Selon un communiqué daté du 11 mars,  la FNAC indique avoir demandé à se constituer partie civile dans cette affaire où « un dépôt où les dates de produits périmés ont été modifiées a été investi par les autorités ».

Il s’agit, selon la FNAC, d’une entreprise d’import-export bien connue dans le secteur agroalimentaire, qui est accusée d’avoir falsifié les dates d’emballage et de péremption de ses produits.

Face à cette grave atteinte à la santé publique, la FNAC a décidé de réagir en condamnant vivement ces pratiques qu’elle qualifie de « crime odieux » et appelle à des sanctions exemplaires contre les responsables. Elle exige également la saisie immédiate de tous les produits de cette entreprise encore en circulation sur le marché, tout en exhortant les consommateurs à boycotter ses marchandises, ainsi que toute autre denrée suspecte ou d’origine inconnue.

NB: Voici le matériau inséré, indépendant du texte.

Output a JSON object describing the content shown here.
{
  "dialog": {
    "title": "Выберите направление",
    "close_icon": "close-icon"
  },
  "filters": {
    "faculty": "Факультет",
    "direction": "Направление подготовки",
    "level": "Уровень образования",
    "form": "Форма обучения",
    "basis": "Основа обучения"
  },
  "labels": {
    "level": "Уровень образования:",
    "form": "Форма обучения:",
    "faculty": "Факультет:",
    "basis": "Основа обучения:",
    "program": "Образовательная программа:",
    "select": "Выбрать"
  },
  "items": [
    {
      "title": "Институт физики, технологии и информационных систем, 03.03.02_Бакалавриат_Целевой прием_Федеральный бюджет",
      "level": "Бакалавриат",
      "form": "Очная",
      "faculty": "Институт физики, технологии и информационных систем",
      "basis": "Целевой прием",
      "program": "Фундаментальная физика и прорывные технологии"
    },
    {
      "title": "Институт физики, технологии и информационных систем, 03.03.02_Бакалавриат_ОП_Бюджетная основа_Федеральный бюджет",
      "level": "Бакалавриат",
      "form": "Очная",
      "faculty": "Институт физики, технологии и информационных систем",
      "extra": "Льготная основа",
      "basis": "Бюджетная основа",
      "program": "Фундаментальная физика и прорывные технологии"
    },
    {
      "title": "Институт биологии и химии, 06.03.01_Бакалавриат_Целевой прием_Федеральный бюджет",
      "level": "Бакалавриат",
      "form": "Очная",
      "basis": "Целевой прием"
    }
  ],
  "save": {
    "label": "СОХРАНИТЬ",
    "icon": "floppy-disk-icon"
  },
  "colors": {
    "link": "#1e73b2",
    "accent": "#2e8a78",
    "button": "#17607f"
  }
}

Sur le plan juridique, la FNAC a saisi le tribunal pour se constituer partie civile dans cette affaire, en s’appuyant sur l’article 157 de la loi 31-08 relative à la protection du consommateur. Cet article permet aux associations reconnues d’utilité publique de défendre les droits des consommateurs en justice. L’objectif affiché est clair : garantir le respect des normes de sécurité alimentaire et préserver la santé des citoyens.

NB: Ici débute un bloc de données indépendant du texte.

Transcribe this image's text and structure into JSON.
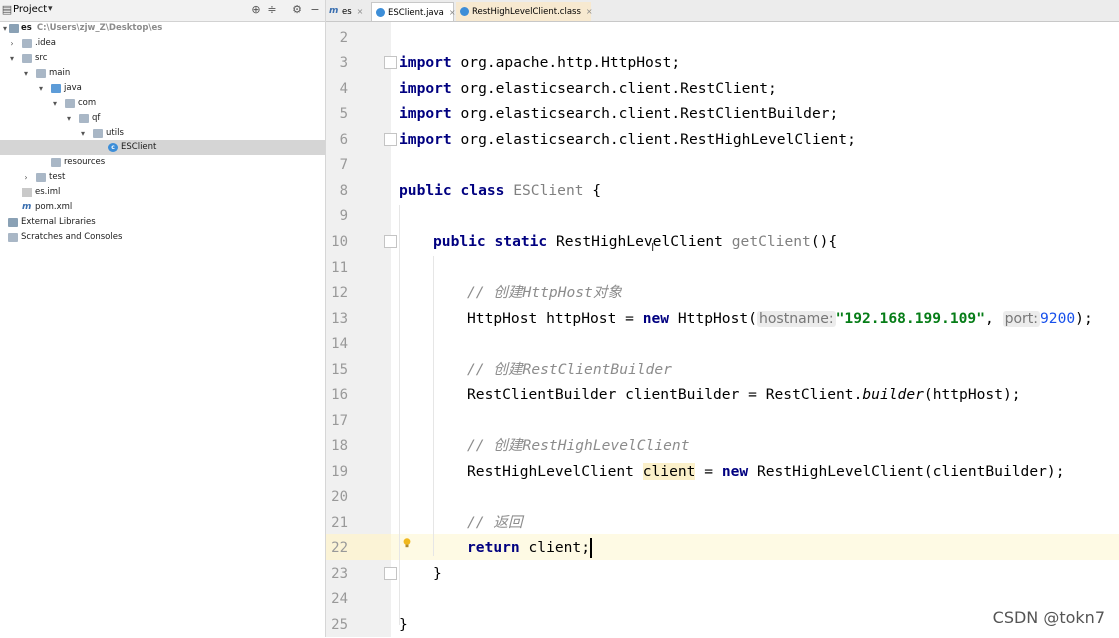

Pour rappel, la Fédération nationale des associations du consommateur a obtenu l’autorisation d’ester en justice en novembre 2022, devenant ainsi la première organisation de protection du consommateur ayant ce pouvoir. Cette autorisation a pour but de permettre à l’association de défendre et protéger le consommateur sans même qu’il ait à se soucier de porter un dossier en justice.

En effet, la loi 31-08 permet aux associations ou fédérations de protection du consommateur d’ester en justice, lorsqu’elles sont d’utilité publique. Dans le cas où elles ne le sont pas, elles ne peuvent ester en justice qu’après avoir obtenu une autorisation délivrée par le ministère de la Justice.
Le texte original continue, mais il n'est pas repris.